Huy V. Vo is an AI Research Scientist at FAIR Labs, Meta. He obtained his PhD in Computer Science from Ecole Normale Supérieure in 2022. His thesis was prepared in the INRIA’s WILLOW team and Valeo.ai, under the supervision of Jean Ponce (INRIA) and Patrick Pérez (valeo.ai). Prior to his PhD, he obtained the Engineer’s degree on Maths and Computer Science from Ecole Polytechnique in 2017, and the Math-Vision-Machine Learning Master’s degree of Ecole Normale Supérieure Paris-Saclay in 2018. His research interests revolve around learning problems with little or no supervision, including unsupervised object discovery, weakly supervised object detection, active learning and more recently, self-supervised learning.

Abstract

Object detectors are important components of intelligent systems such as autonomous vehicles or robots.
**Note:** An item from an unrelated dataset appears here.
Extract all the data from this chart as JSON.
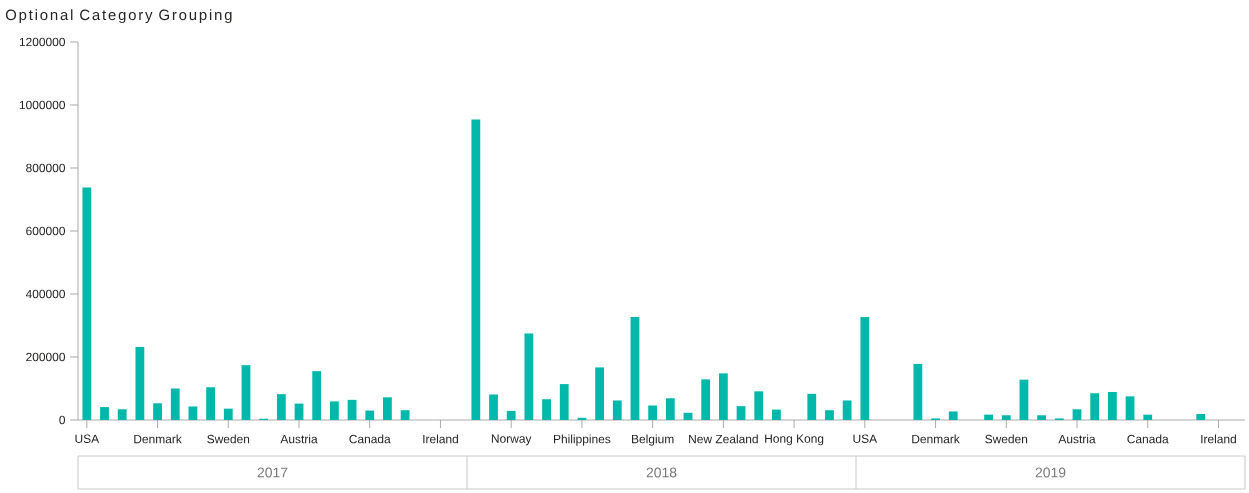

They are typically obtained with fully-supervised training, which requires large manually annotated datasets whose construction is time-consuming and costly. In this talk, I will discuss several alternatives to fully-supervised object detection that work with less or even no manual annotation. I will first focus on the unsupervised object discovery problem, which, given an image collection without manual annotation, aims at identifying pairs of images that contain similar objects and localizing these objects. I will present two optimization-based approaches (OSD, CVPR’19; rOSD, ECCV’20), a ranking method (LOD, NeurIPS’21) and a simple seed-growing approach that exploits features from self-supervised transformers (LOST, BMVC’21) to this problem. In the second part of the talk, I will discuss a practical scenario which combines weakly-supervised and active learning for training an object detector, and introduce BiB (ECCV’22), an active learning strategy tailored for this scenario. I show that our pipeline with BiB offers a better trade-off between annotation cost and effectiveness than both weakly- and fully-supervised object detection.